I know there are those who don't believe we can do all these things. I understand the skepticism. After all, every four years, candidates from both parties make similar promises, and I expect this year will be no different. All of us running for president will travel around the country offering ten-point plans and making grand speeches; all of us will trumpet those qualities we believe make us uniquely qualified to lead the country. But too many times, after the election is over, and the confetti is swept away, all those promises fade from memory, and the lobbyists and the special interests move in, and people turn away, disappointed as before, left to struggle on their own.

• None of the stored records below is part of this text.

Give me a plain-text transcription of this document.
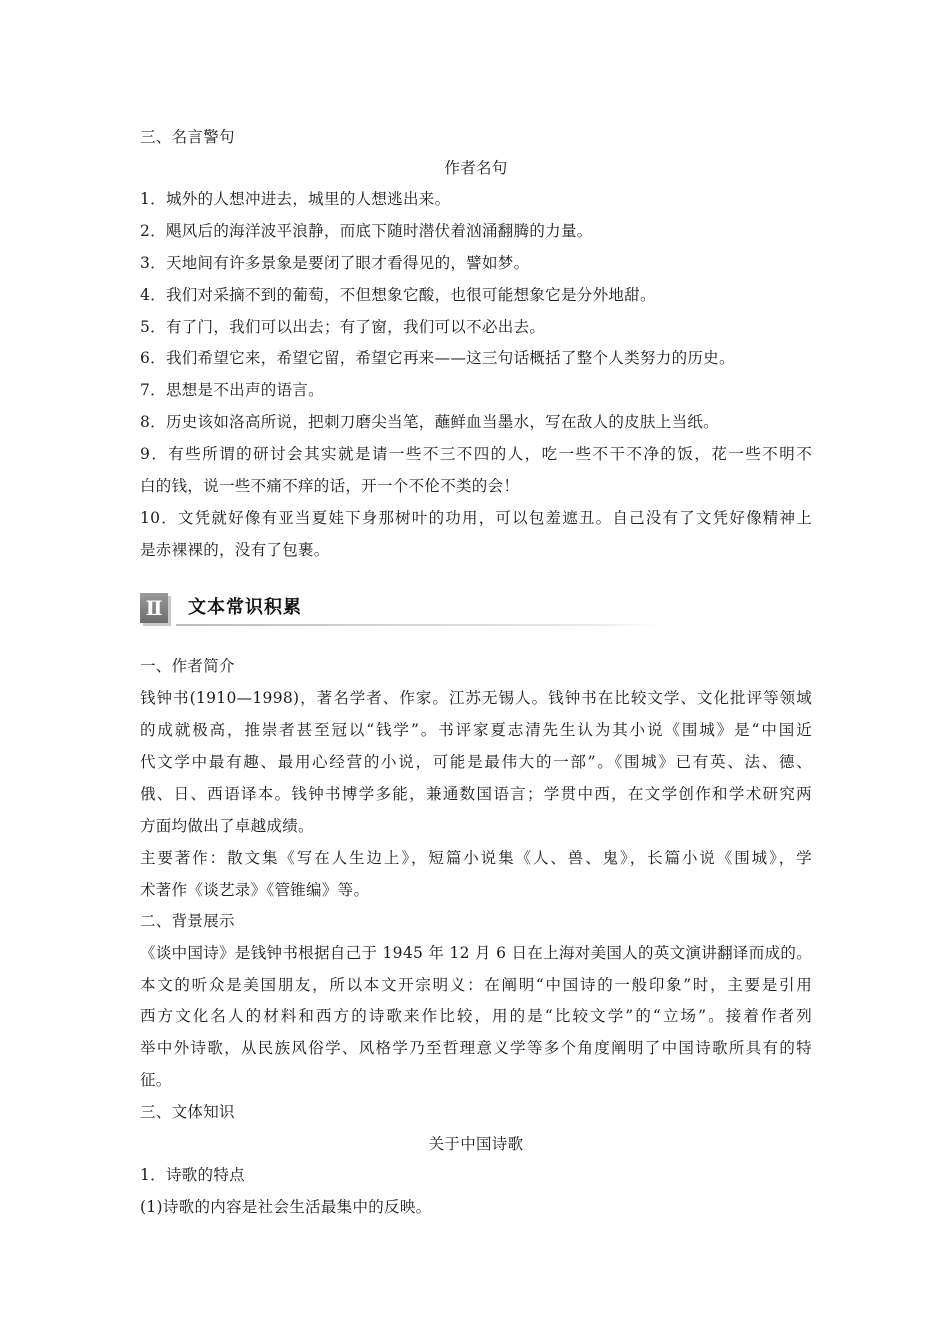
三、名言警句
作者名句
1．城外的人想冲进去，城里的人想逃出来。
2．飓风后的海洋波平浪静，而底下随时潜伏着汹涌翻腾的力量。
3．天地间有许多景象是要闭了眼才看得见的，譬如梦。
4．我们对采摘不到的葡萄，不但想象它酸，也很可能想象它是分外地甜。
5．有了门，我们可以出去；有了窗，我们可以不必出去。
6．我们希望它来，希望它留，希望它再来——这三句话概括了整个人类努力的历史。
7．思想是不出声的语言。
8．历史该如洛高所说，把刺刀磨尖当笔，蘸鲜血当墨水，写在敌人的皮肤上当纸。
9．有些所谓的研讨会其实就是请一些不三不四的人，吃一些不干不净的饭，花一些不明不
白的钱，说一些不痛不痒的话，开一个不伦不类的会！
10．文凭就好像有亚当夏娃下身那树叶的功用，可以包羞遮丑。自己没有了文凭好像精神上
是赤裸裸的，没有了包裹。
Ⅱ	文本常识积累
一、作者简介
钱钟书(1910—1998)，著名学者、作家。江苏无锡人。钱钟书在比较文学、文化批评等领域
的成就极高，推崇者甚至冠以“钱学”。书评家夏志清先生认为其小说《围城》是“中国近
代文学中最有趣、最用心经营的小说，可能是最伟大的一部”。《围城》已有英、法、德、
俄、日、西语译本。钱钟书博学多能，兼通数国语言；学贯中西，在文学创作和学术研究两
方面均做出了卓越成绩。
主要著作：散文集《写在人生边上》，短篇小说集《人、兽、鬼》，长篇小说《围城》，学
术著作《谈艺录》《管锥编》等。
二、背景展示
《谈中国诗》是钱钟书根据自己于 1945 年 12 月 6 日在上海对美国人的英文演讲翻译而成的。
本文的听众是美国朋友，所以本文开宗明义：在阐明“中国诗的一般印象”时，主要是引用
西方文化名人的材料和西方的诗歌来作比较，用的是“比较文学”的“立场”。接着作者列
举中外诗歌，从民族风俗学、风格学乃至哲理意义学等多个角度阐明了中国诗歌所具有的特
征。
三、文体知识
关于中国诗歌
1．诗歌的特点
(1)诗歌的内容是社会生活最集中的反映。
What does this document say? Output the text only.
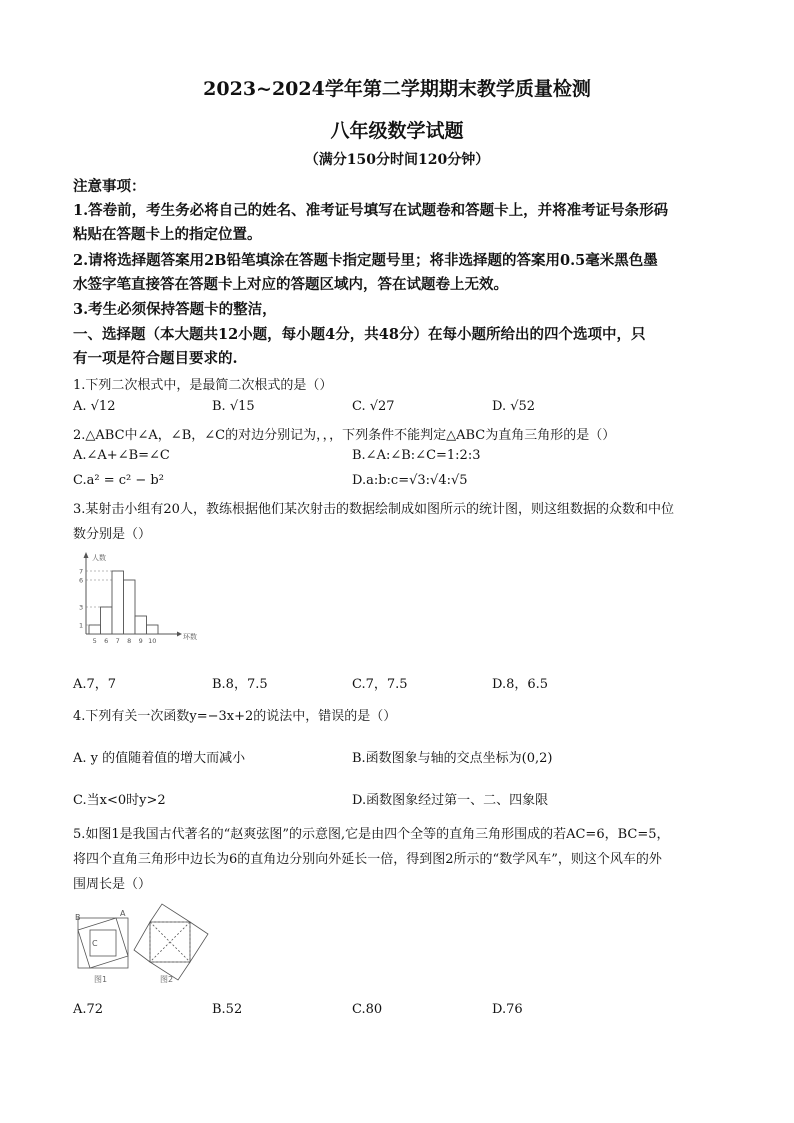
2023~2024学年第二学期期末教学质量检测
八年级数学试题
（满分150分时间120分钟）
注意事项：
1.答卷前，考生务必将自己的姓名、准考证号填写在试题卷和答题卡上，并将准考证号条形码
粘贴在答题卡上的指定位置。
2.请将选择题答案用2B铅笔填涂在答题卡指定题号里；将非选择题的答案用0.5毫米黑色墨
水签字笔直接答在答题卡上对应的答题区域内，答在试题卷上无效。
3.考生必须保持答题卡的整洁，
一、选择题（本大题共12小题，每小题4分，共48分）在每小题所给出的四个选项中，只
有一项是符合题目要求的.
1.下列二次根式中，是最简二次根式的是（）
A. √12	B. √15	C. √27	D. √52
2.△ABC中∠A，∠B，∠C的对边分别记为，，，下列条件不能判定△ABC为直角三角形的是（）
A.∠A+∠B=∠C	B.∠A:∠B:∠C=1:2:3
C.a² = c² − b²	D.a:b:c=√3:√4:√5
3.某射击小组有20人，教练根据他们某次射击的数据绘制成如图所示的统计图，则这组数据的众数和中位
数分别是（）
人数
环数
1
3
6
7
5 6 7 8 9 10
A.7，7	B.8，7.5	C.7，7.5	D.8，6.5
4.下列有关一次函数y=−3x+2的说法中，错误的是（）
A. y 的值随着值的增大而减小	B.函数图象与轴的交点坐标为(0,2)
C.当x<0时y>2	D.函数图象经过第一、二、四象限
5.如图1是我国古代著名的“赵爽弦图”的示意图,它是由四个全等的直角三角形围成的若AC=6，BC=5，
将四个直角三角形中边长为6的直角边分别向外延长一倍，得到图2所示的“数学风车”，则这个风车的外
围周长是（）
B	A
C
图1	图2
A.72	B.52	C.80	D.76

That is why this campaign can't only be about me. It must be about us — it must be about what we can do together. This campaign must be the occasion, the vehicle, of your hopes, and your dreams. It will take your time, your energy, and your advice — to push us forward when we're doing right, and to let us know when we're not. This campaign has to be about reclaiming the meaning of citizenship, restoring our sense of common purpose, and realizing that few obstacles can withstand the power of millions of voices calling for change.

By ourselves, this change will not happen. Divided, we are bound to fail.

But the life of a tall, gangly, self-made Springfield lawyer tells us that a different future is possible. He tells us that there is power in words. He tells us that there is power in conviction. That beneath all the differences of race and region, faith and station, we are one people. He tells us that there is power in hope. As Lincoln organized the forces arrayed against slavery, he was heard to say: "Of strange, discordant, and even hostile elements, we gathered from the four winds, and formed and fought to battle through."

That is our purpose here today. That's why I'm in this race. Not just to hold an office, but to gather with you to transform a nation.

I want to win that next battle — for justice and opportunity. I want to win that next battle — for better schools, and better jobs, and health care for all. I want us to take up the unfinished business of perfecting our union, and building a better America.

And if you will join me in this improbable quest, if you feel destiny calling, and see as I see, a future of endless possibility stretching before us; if you sense, as I sense, that the time is now to shake off our slumber, and slough off our fear, and make good on the debt we owe past and future generations, then I'm ready to take up the cause, and march with you, and work with you.

Together, starting today, let us finish the work that needs to be done, and usher in a new birth of freedom on this Earth."